In March, home prices retreated 0.9%, sliding 0.04% year over year, according to First American’s Real House Price Index. According to First American’s data, unadjusted house prices sit 2.6% above the housing boom peak. Additionally, consumer buying power rose 1.5% between February and March, increasing 5.2% year over year.
This means when consumer house-buying power is factored in, home prices are actually 40% below their 2006 peak and 15% below prices from January 2000.
First American Chief Economist Mark Fleming said what began as a modest shift toward a buyers’ market in six cities last month has expanded into a national shift in affordability. “Rising mortgage rates caused consumer house-buying power to decline at the same time as tight supply pushed house prices up rapidly,” Fleming said.

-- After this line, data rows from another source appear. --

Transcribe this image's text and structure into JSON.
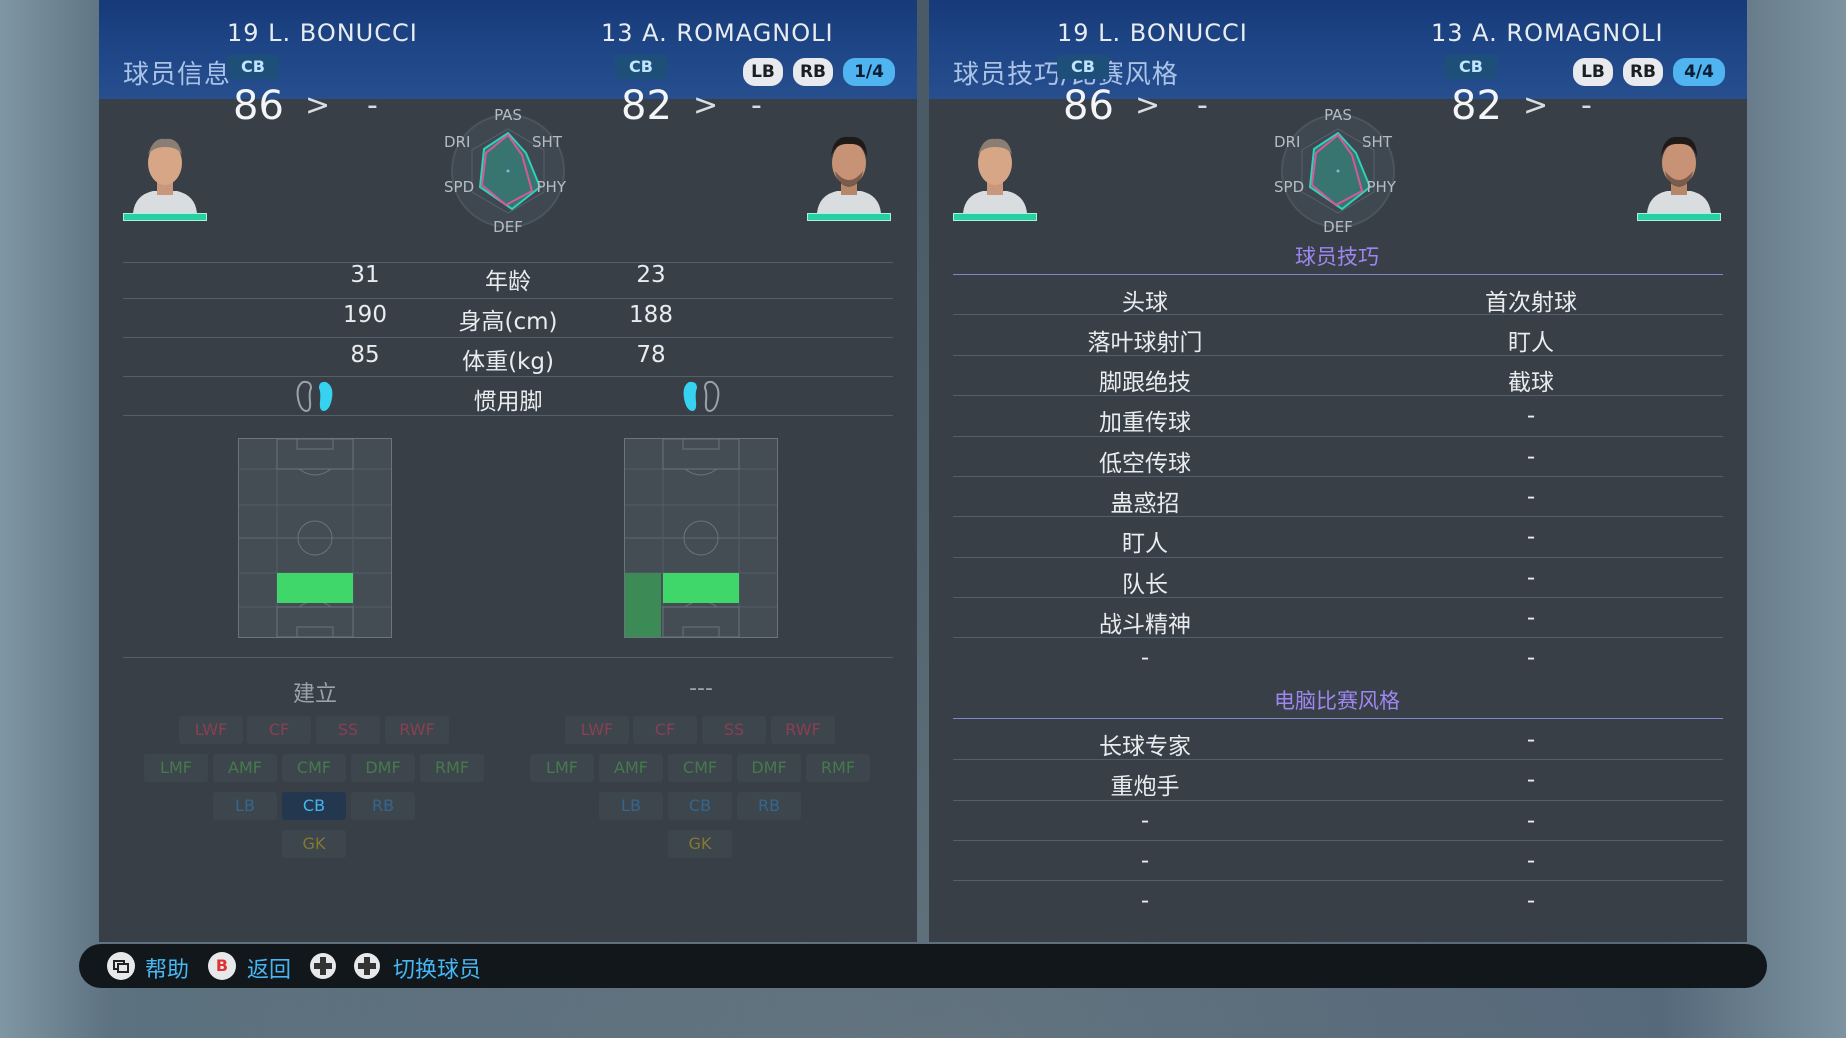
{
  "left_panel": {
    "title": "球员信息",
    "chips": [
      "LB",
      "RB"
    ],
    "page": "1/4"
  },
  "right_panel": {
    "title": "球员技巧/比赛风格",
    "chips": [
      "LB",
      "RB"
    ],
    "page": "4/4"
  },
  "players": [
    {
      "name": "19 L. BONUCCI",
      "position": "CB",
      "rating": "86",
      "arrow": ">",
      "next": "-"
    },
    {
      "name": "13 A. ROMAGNOLI",
      "position": "CB",
      "rating": "82",
      "arrow": ">",
      "next": "-"
    }
  ],
  "radar_labels": {
    "pas": "PAS",
    "sht": "SHT",
    "phy": "PHY",
    "def": "DEF",
    "spd": "SPD",
    "dri": "DRI"
  },
  "stats": [
    {
      "label": "年龄",
      "p1": "31",
      "p2": "23"
    },
    {
      "label": "身高(cm)",
      "p1": "190",
      "p2": "188"
    },
    {
      "label": "体重(kg)",
      "p1": "85",
      "p2": "78"
    },
    {
      "label": "惯用脚",
      "p1": "",
      "p2": ""
    }
  ],
  "stronger_foot": {
    "p1": "right",
    "p2": "left"
  },
  "playing_style": {
    "p1": "建立",
    "p2": "---"
  },
  "position_grid": {
    "forwards": [
      "LWF",
      "CF",
      "SS",
      "RWF"
    ],
    "midfielders": [
      "LMF",
      "AMF",
      "CMF",
      "DMF",
      "RMF"
    ],
    "defenders": [
      "LB",
      "CB",
      "RB"
    ],
    "goalkeeper": [
      "GK"
    ]
  },
  "active_position": {
    "p1": "CB",
    "p2": ""
  },
  "skills_section": {
    "header": "球员技巧",
    "rows": [
      {
        "p1": "头球",
        "p2": "首次射球"
      },
      {
        "p1": "落叶球射门",
        "p2": "盯人"
      },
      {
        "p1": "脚跟绝技",
        "p2": "截球"
      },
      {
        "p1": "加重传球",
        "p2": "-"
      },
      {
        "p1": "低空传球",
        "p2": "-"
      },
      {
        "p1": "蛊惑招",
        "p2": "-"
      },
      {
        "p1": "盯人",
        "p2": "-"
      },
      {
        "p1": "队长",
        "p2": "-"
      },
      {
        "p1": "战斗精神",
        "p2": "-"
      },
      {
        "p1": "-",
        "p2": "-"
      }
    ]
  },
  "ai_styles_section": {
    "header": "电脑比赛风格",
    "rows": [
      {
        "p1": "长球专家",
        "p2": "-"
      },
      {
        "p1": "重炮手",
        "p2": "-"
      },
      {
        "p1": "-",
        "p2": "-"
      },
      {
        "p1": "-",
        "p2": "-"
      },
      {
        "p1": "-",
        "p2": "-"
      }
    ]
  },
  "footer": {
    "help": "帮助",
    "back_key": "B",
    "back": "返回",
    "switch": "切换球员"
  },
  "colors": {
    "header_blue": "#1f4788",
    "panel": "#383f46",
    "accent_cyan": "#47b7f3",
    "stamina_green": "#27d0a2",
    "position_green": "#3fd66a",
    "section_purple": "#9e86f0"
  }
}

However recent improvements in wage growth and declining mortgage rates are now driving affordability, according to Fleming.
“In March, two main components of the RHPI swung in favor of increased affordability – continued strong household income growth and declining mortgage rates,” Fleming said. “Nationally, affordability improved on a year-over-year basis for the first time since 2016.”
Fleming is right, as the average household income has increased 3% since March 2018 and 56% since January 2000.
“Consumer house-buying power climbed to $383,700 in March, 1.5% higher than last month and 5.2% higher than one year ago, reaching the highest level since December 2017. Mortgage rates in March fell to 4.27%, or 0.17 percentage points lower than one year ago,” Fleming said. “The decline in mortgage rates increased house-buying power by $7,800 since March 2018. Over the same period, household income grew by 3%, which boosted consumer house-buying power by nearly $11,000.”
So, what’s the net effect? Fleming says consumer house-buying power has increased by nearly $19,000 since March 2018.